Hoping for important decisions: The Second Intergovernmental Conference on Making Europe and Asia Fit for Children

© UNICEF Bosnia and Herzegovina/2004
Children relaxing and sharing experiences after the interviews are done.

SARAJEVO, Bosnia and Herzegovina, 15 May 2004—Hosted by the Governments of Bosnia and Herzegovina and of Germany, the Second Intergovernmental Conference on Making Europe and Central Asia Fit for Children, 13-15 May, focused on five areas for priority action: investing in children; children moving across borders; violence against children; social exclusion; and cities fit for children.  UNICEF Executive Director Carol Bellamy and UNICEF Goodwill Ambassador Vanessa Redgrave attended the conference, along with government representatives from more than 50 countries, and delegations of young people.
The participants gathered together to analyze the systemic, socio-cultural and economic barriers that contribute to, or allow, the abuse of children and their rights. Masha Sirotkina, 15 years old, from Moscow, Russia was one of the many children who attended the conference; she shared her experiences with UNICEF.

Russian delegate Masha Sirotkina: In her own words

It is so strange to just be called “Masha from Russia!” Usually, people who know me call me “Masha from Penza [a city in Russia about 600 km from Moscow]” or even “Masha from school number six.”

But this has changed since going on this trip to represent children from Russia here at the Second Intergovernmental Conference on Children in Europe and Central Asia.

I am in Sarajevo now, the capital of Bosnia and Herzegovina, a country in the Balkans. There is no need to remind anybody of the fact that Bosnia has recently gone through a terrible war. The people in Sarajevo remember those awful events and almost every corner of the city gives testimony to the destruction that took place during the siege of the city between 1992 and 1995.

Near a brand-new supermarket in the city centre—a ruined building. In the walls of almost every single house here—bullet holes, smaller ones and bigger ones. War? Yes, there was a war going on here not too long ago.

© UNICEF Bosnia and Herzegovina/2004
Masha and Nino interview Vanessa Redgrave, the UNICEF Goodwill Ambassador who is participating in the conference.

However, today we are here to witness the Second International Conference on Children in Europe and Central Asia. The most important thing—and not only for me personally—is that children are participating in the event: 26 young representatives from 15 countries in Europe and Central Asia have arrived.
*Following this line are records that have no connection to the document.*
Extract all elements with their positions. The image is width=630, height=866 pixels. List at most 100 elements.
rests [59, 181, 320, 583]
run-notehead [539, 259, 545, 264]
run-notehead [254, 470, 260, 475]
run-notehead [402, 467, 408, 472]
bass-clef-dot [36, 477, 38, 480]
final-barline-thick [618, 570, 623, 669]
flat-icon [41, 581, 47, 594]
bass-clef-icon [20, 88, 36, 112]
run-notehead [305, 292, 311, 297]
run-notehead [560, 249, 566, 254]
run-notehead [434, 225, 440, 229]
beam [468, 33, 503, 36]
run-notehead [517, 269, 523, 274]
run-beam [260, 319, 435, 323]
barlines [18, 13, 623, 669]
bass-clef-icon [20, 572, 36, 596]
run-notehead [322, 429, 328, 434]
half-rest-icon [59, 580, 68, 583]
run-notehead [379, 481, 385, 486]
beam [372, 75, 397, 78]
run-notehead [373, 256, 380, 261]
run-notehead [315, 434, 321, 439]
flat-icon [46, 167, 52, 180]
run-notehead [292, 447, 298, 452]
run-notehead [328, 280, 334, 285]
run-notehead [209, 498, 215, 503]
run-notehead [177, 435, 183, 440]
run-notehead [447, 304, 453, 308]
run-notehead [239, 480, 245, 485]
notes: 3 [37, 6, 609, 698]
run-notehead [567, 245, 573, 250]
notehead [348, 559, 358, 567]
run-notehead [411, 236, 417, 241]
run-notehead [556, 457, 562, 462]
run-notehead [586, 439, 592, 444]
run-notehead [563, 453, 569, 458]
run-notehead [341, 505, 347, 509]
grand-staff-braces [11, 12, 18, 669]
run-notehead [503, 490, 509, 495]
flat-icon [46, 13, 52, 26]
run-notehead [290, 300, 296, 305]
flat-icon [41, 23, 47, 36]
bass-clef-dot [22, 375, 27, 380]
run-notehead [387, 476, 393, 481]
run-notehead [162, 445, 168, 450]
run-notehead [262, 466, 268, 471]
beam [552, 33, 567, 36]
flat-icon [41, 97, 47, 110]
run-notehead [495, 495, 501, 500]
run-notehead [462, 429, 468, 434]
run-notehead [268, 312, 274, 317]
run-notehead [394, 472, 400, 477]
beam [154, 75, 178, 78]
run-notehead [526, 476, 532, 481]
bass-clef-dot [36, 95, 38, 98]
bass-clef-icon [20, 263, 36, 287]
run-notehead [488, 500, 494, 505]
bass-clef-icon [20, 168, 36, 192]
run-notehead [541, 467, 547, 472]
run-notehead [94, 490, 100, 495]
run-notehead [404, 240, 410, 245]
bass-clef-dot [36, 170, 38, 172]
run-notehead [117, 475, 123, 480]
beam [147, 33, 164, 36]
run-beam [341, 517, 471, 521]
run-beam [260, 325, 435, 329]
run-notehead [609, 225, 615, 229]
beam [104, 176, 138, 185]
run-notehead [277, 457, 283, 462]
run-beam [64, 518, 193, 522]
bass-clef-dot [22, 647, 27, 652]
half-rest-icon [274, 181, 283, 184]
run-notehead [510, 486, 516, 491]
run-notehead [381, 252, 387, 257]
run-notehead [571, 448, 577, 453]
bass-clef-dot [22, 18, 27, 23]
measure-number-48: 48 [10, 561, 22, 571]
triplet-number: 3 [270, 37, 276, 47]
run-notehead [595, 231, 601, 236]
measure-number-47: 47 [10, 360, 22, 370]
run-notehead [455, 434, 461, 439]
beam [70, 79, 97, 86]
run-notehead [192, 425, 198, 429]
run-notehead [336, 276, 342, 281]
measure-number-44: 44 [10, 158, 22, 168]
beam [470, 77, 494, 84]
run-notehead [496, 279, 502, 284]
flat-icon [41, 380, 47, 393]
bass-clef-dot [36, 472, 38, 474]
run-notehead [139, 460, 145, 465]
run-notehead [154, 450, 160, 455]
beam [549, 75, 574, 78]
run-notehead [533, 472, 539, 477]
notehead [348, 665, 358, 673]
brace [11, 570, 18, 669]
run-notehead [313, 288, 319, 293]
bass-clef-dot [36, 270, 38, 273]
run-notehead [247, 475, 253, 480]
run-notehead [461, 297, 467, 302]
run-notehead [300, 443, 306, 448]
I am part of the Russian delegation; the other two Russian teenagers here are Katya Tsvetkova and Stas Nikonov, who are both peer-to-peer educators from a youth project in St. Petersburg.

All the young participants met two days prior to the conference to prepare for the meeting with Ministers and other state representatives in the Bosnian capital. The preparation was done in working groups—there were five focus groups altogether, just like there were five focus topics at the conference: Investing in children, Children crossing borders, Violence against children, Discrimination and Education, Child-friendly cities. There was, however, also enough space to make friends with others, or, as adults would call it, to “establish international diplomatic relations.” We shared our points of view on all the topics, discussed them and prepared ourselves for the presentation at the plenary session of the conference.

As the conference continued, it became more and more important that we, the young people, were there to share our views. Participation of young people is very important, especially because it was our future that was being discussed there. Undoubtedly, this conference will affect our lives.